Ich habe die datei im WinCC für ein MP277 erstellt und in ein MP370 gespielt hat funktioniert. Ich kann jedoch keine Garantie darauf geben das das überall funtioniert.

Danke an alle die mir geholfen haben

MFG Hofi


----------



## PN/DP (3 Mai 2011)

Hallo Hofi,

vielen Dank für das ausprobieren und den Bericht.

Ein paar Fragen hätte ich da noch:
1. Funktionierte der Austausch der pdata.pwl auch mit Deinem eigentlichen Problem-Panel MP270?
2. Hast Du vor dem Anlegen der Benutzer auch Benutzergruppen angelegt und die Benutzer eingestuft oder hast Du alle Benutzer als Administrator angelegt?
3. Mit welcher WinCCflexible-Version hast Du die neue pdata.pwl erzeugt und von welcher WinCCflexible-Version stammen die Projekte auf den Panels?

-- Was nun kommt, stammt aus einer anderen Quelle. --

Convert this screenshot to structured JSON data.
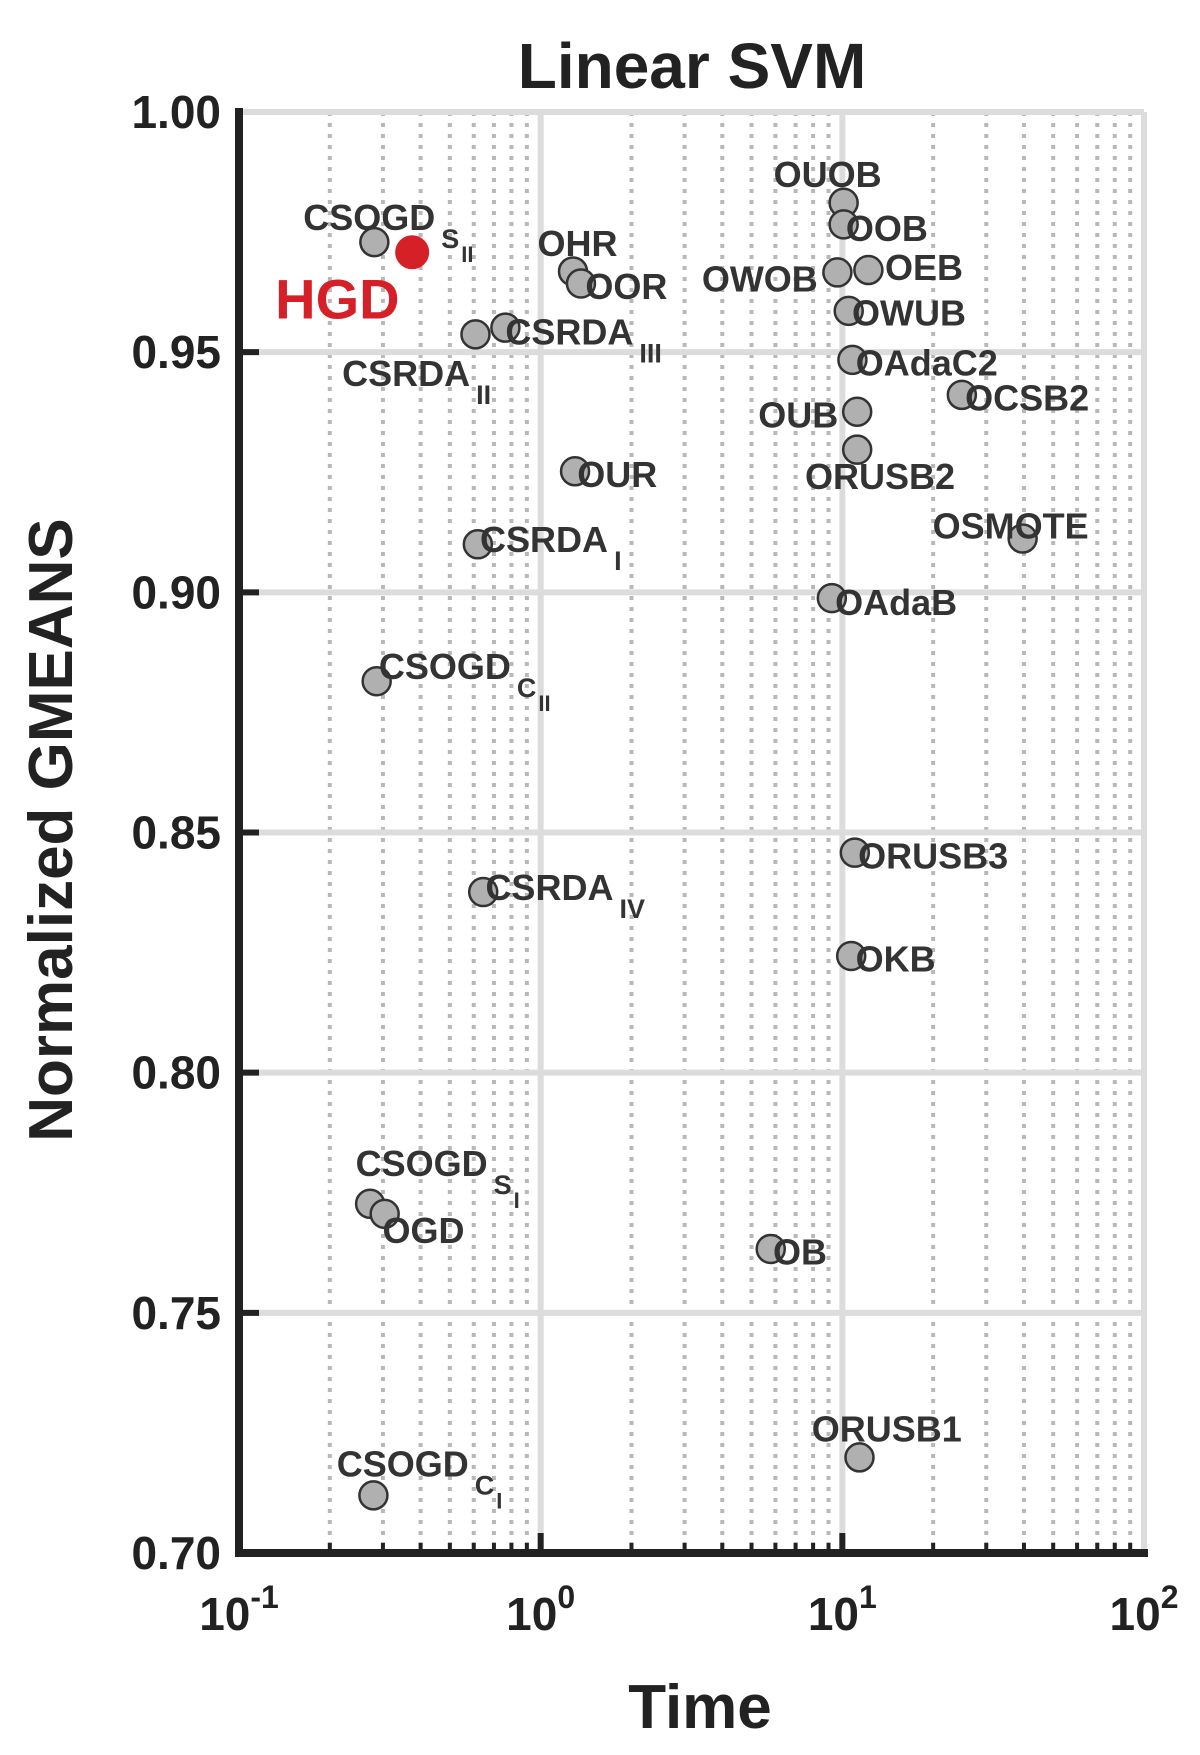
{
  "chart_data": {
    "type": "scatter",
    "title": "Linear SVM",
    "xlabel": "Time",
    "ylabel": "Normalized GMEANS",
    "xscale": "log",
    "grid": true,
    "xlim": [
      0.1,
      100
    ],
    "ylim": [
      0.7,
      1.0
    ],
    "xticks": [
      {
        "value": 0.1,
        "label": "10",
        "exponent": "-1"
      },
      {
        "value": 1,
        "label": "10",
        "exponent": "0"
      },
      {
        "value": 10,
        "label": "10",
        "exponent": "1"
      },
      {
        "value": 100,
        "label": "10",
        "exponent": "2"
      }
    ],
    "xminorticks": [
      0.2,
      0.3,
      0.4,
      0.5,
      0.6,
      0.7,
      0.8,
      0.9,
      2,
      3,
      4,
      5,
      6,
      7,
      8,
      9,
      20,
      30,
      40,
      50,
      60,
      70,
      80,
      90
    ],
    "yticks": [
      {
        "value": 0.7,
        "label": "0.70"
      },
      {
        "value": 0.75,
        "label": "0.75"
      },
      {
        "value": 0.8,
        "label": "0.80"
      },
      {
        "value": 0.85,
        "label": "0.85"
      },
      {
        "value": 0.9,
        "label": "0.90"
      },
      {
        "value": 0.95,
        "label": "0.95"
      },
      {
        "value": 1.0,
        "label": "1.00"
      }
    ],
    "series": [
      {
        "name": "HGD",
        "color": "#d62027",
        "x": [
          0.375
        ],
        "y": [
          0.9708
        ]
      },
      {
        "color": "#b0b0b0",
        "x": [
          0.281,
          1.28,
          1.36,
          0.764,
          0.608,
          1.3,
          0.619,
          0.286,
          0.645,
          0.272,
          0.304,
          0.279,
          10.1,
          10.1,
          9.63,
          12.2,
          10.5,
          10.8,
          24.9,
          11.2,
          11.2,
          39.6,
          9.23,
          11.0,
          10.7,
          5.79,
          11.4
        ],
        "y": [
          0.9729,
          0.9668,
          0.9643,
          0.9551,
          0.9537,
          0.9252,
          0.91,
          0.8815,
          0.8376,
          0.7727,
          0.7706,
          0.712,
          0.9811,
          0.9766,
          0.9666,
          0.9671,
          0.9586,
          0.9484,
          0.9411,
          0.9376,
          0.9297,
          0.9112,
          0.8988,
          0.8458,
          0.8243,
          0.7633,
          0.7199
        ],
        "labels": [
          {
            "text": "CSOGD",
            "sub": "S",
            "subsub": "II"
          },
          {
            "text": "OHR"
          },
          {
            "text": "OOR"
          },
          {
            "text": "CSRDA",
            "sub": "III"
          },
          {
            "text": "CSRDA",
            "sub": "II"
          },
          {
            "text": "OUR"
          },
          {
            "text": "CSRDA",
            "sub": "I"
          },
          {
            "text": "CSOGD",
            "sub": "C",
            "subsub": "II"
          },
          {
            "text": "CSRDA",
            "sub": "IV"
          },
          {
            "text": "CSOGD",
            "sub": "S",
            "subsub": "I"
          },
          {
            "text": "OGD"
          },
          {
            "text": "CSOGD",
            "sub": "C",
            "subsub": "I"
          },
          {
            "text": "OUOB"
          },
          {
            "text": "OOB"
          },
          {
            "text": "OWOB"
          },
          {
            "text": "OEB"
          },
          {
            "text": "OWUB"
          },
          {
            "text": "OAdaC2"
          },
          {
            "text": "OCSB2"
          },
          {
            "text": "OUB"
          },
          {
            "text": "ORUSB2"
          },
          {
            "text": "OSMOTE"
          },
          {
            "text": "OAdaB"
          },
          {
            "text": "ORUSB3"
          },
          {
            "text": "OKB"
          },
          {
            "text": "OB"
          },
          {
            "text": "ORUSB1"
          }
        ]
      }
    ]
  }
}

Von welcher WinCCflexible-Version eine Runtime auf einem Panel stammt kann man anhand der Image-Version ermitteln.
Die Image-Version wird in der Titelzeile des Loaders und unter Control Panel > OP > Device angezeigt.
Welche WinCCflexible-Version zu der Image-Version gehört siehe hier:
Liste WinCC flexible Imageversionen
Liste ProTool Imageversionen

Harald


----------



## hofi15 (5 Mai 2011)

Frage1.: Funktionierte der Austausch der pdata.pwl auch mit Deinem eigentlichen Problem-Panel MP270?

AW 1.: Ich kann es noch nicht sagen. Im moment ist alles für das eigendliche Panel Vorbereitet fals es dazu kommt das der Letzte User auch noch gesperrt wird. So bald ich es weis werde ich dir das bekannt geben.


Frag 2.: Hast Du vor dem Anlegen der Benutzer auch Benutzergruppen angelegt  und die Benutzer eingestuft oder hast Du alle Benutzer als Administrator  angelegt?

AW 2.: Ich habe 2 Gruppen in dem Projekt zum einem die Admingruppe und zum anderen eine Usergruppe Passwortlevel 5. Verwendet habe nur die Admingruppe (PWL 9) 

Frage 3.: Mit welcher WinCCflexible-Version hast Du die neue pdata.pwl erzeugt  und von welcher WinCCflexible-Version stammen die Projekte auf den  Panels?

AW 3.: Im Moment arbeite ich mit WinCC Flex 2007. Die Panels mit denen ich getestet habe stammen auch von dieser Version. Das betroffene Panel kann ich im jetzigem augenblick nicht verwenden um nach zu sehen.


MFG Hofi


----------